O certo é que ainda hoje as peixeiras continuam acantonadas e amontoadas numa metade do mercado, ou ao longo da Rua da Praia, ou nas artérias circundantes. Os tratadores de peixe ocupam uma pequena parte da outra metade do mercado. Os conflitos, nesse ambiente, por tudo e por nada, são frequentes. 

Peixeiras revoltadas 

Sónia Ramos é uma das vendedeiras que antes vendia dentro do mercado e teve de se adaptar aos novos tempos com a promessa de que o prazo seria de três meses. Na verdade, no seu caso, diz que se encontra fora do mercado há quase cinco anos. «Pelo que vejo, este trabalho não vai ser concluído tão cedo», disse, descrente e desconfiada dos políticos. 

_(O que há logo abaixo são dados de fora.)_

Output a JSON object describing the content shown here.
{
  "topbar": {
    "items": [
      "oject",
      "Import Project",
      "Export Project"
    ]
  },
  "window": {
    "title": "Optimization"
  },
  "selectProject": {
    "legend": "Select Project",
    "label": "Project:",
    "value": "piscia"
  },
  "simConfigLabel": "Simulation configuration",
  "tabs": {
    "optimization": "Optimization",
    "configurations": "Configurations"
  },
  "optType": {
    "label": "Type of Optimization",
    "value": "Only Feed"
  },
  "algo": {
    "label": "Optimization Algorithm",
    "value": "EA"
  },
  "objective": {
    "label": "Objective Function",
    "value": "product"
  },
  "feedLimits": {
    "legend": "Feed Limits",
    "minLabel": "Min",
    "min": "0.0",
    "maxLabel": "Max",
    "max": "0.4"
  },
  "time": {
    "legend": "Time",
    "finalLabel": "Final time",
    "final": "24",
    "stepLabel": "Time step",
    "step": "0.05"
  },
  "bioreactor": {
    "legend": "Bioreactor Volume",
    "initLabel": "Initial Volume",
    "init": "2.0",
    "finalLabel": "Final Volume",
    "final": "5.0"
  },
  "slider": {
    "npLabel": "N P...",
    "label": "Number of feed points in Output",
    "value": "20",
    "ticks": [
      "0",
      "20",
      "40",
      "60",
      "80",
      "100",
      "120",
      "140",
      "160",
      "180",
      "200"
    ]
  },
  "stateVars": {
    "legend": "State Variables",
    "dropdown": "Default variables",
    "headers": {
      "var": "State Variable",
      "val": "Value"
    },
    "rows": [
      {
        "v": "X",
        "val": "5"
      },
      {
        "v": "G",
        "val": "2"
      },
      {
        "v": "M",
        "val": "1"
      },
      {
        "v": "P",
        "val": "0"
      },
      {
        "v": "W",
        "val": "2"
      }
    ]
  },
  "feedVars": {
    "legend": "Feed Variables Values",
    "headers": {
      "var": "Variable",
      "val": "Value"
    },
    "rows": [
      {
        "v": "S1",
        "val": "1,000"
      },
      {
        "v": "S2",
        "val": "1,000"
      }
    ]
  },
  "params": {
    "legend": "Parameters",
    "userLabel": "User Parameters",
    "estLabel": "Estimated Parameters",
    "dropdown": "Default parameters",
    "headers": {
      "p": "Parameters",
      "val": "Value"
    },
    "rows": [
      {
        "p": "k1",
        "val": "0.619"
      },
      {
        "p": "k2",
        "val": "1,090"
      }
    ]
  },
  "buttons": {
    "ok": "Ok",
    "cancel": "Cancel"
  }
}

Sónia diz que ouviu dizer que a Associação das Peixeiras está empenhada em ajudar a resolver o problema, já que ninguém está satisfeito com as condições em que se encontra. “São condições pouco dignas mas nós temos de ficar aqui porque não existe espaço e nos mandaram aguardar ainda mais tempo”, frisou. 

Como refere também, as condições dentro do mercado são precárias, já não há câmaras de frio e acusa a Câmara Municipal de se estar a “marimbar” para as peixeiras. Caso contrário, alega, “o nosso problema já estaria resolvido”. 

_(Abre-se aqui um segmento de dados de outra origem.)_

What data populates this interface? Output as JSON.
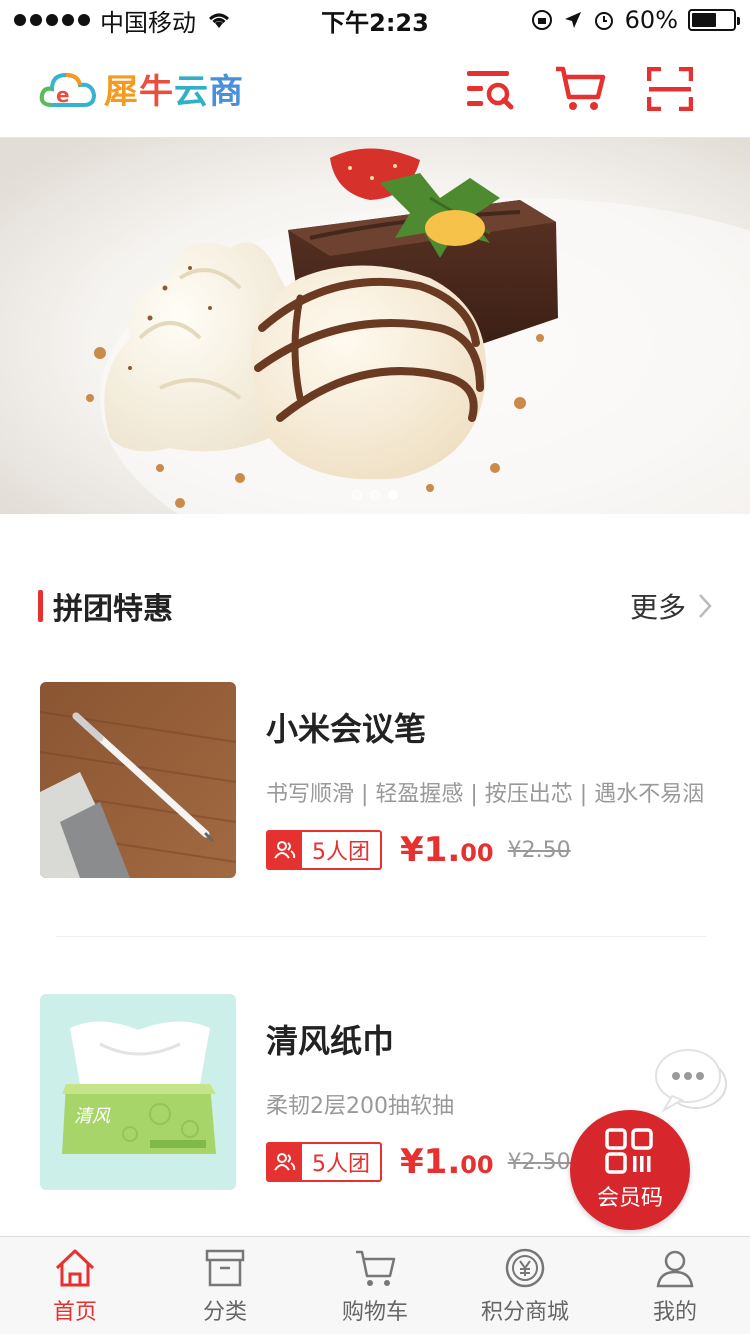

A opinião de Sónia Ramos é partilhada por grande maioria das peixeiras com quem fomos conversando e ouvindo as suas reclamações. Caso de Maria dos Reis que, apesar de um quanto retraída, com receio de possíveis represálias, lá foi dizendo o que pensa do assunto. 

“O que antes era o mercado é hoje um curral de tchuk” (porco), desabafa Maria dos Reis. “Nós vendemos na rua porque não temos um ‘plurim’ e desconhecemos as razões de tanto atraso, porque ninguém nos diz o que se passa”. 

Também reclama a falta de uma câmara de frio, onde as peixeiras possam conservar o pescado. Para finalizar o seu desabafo, acabou por pedir um pouco de “dignidade e consideração” para com as peixeiras. 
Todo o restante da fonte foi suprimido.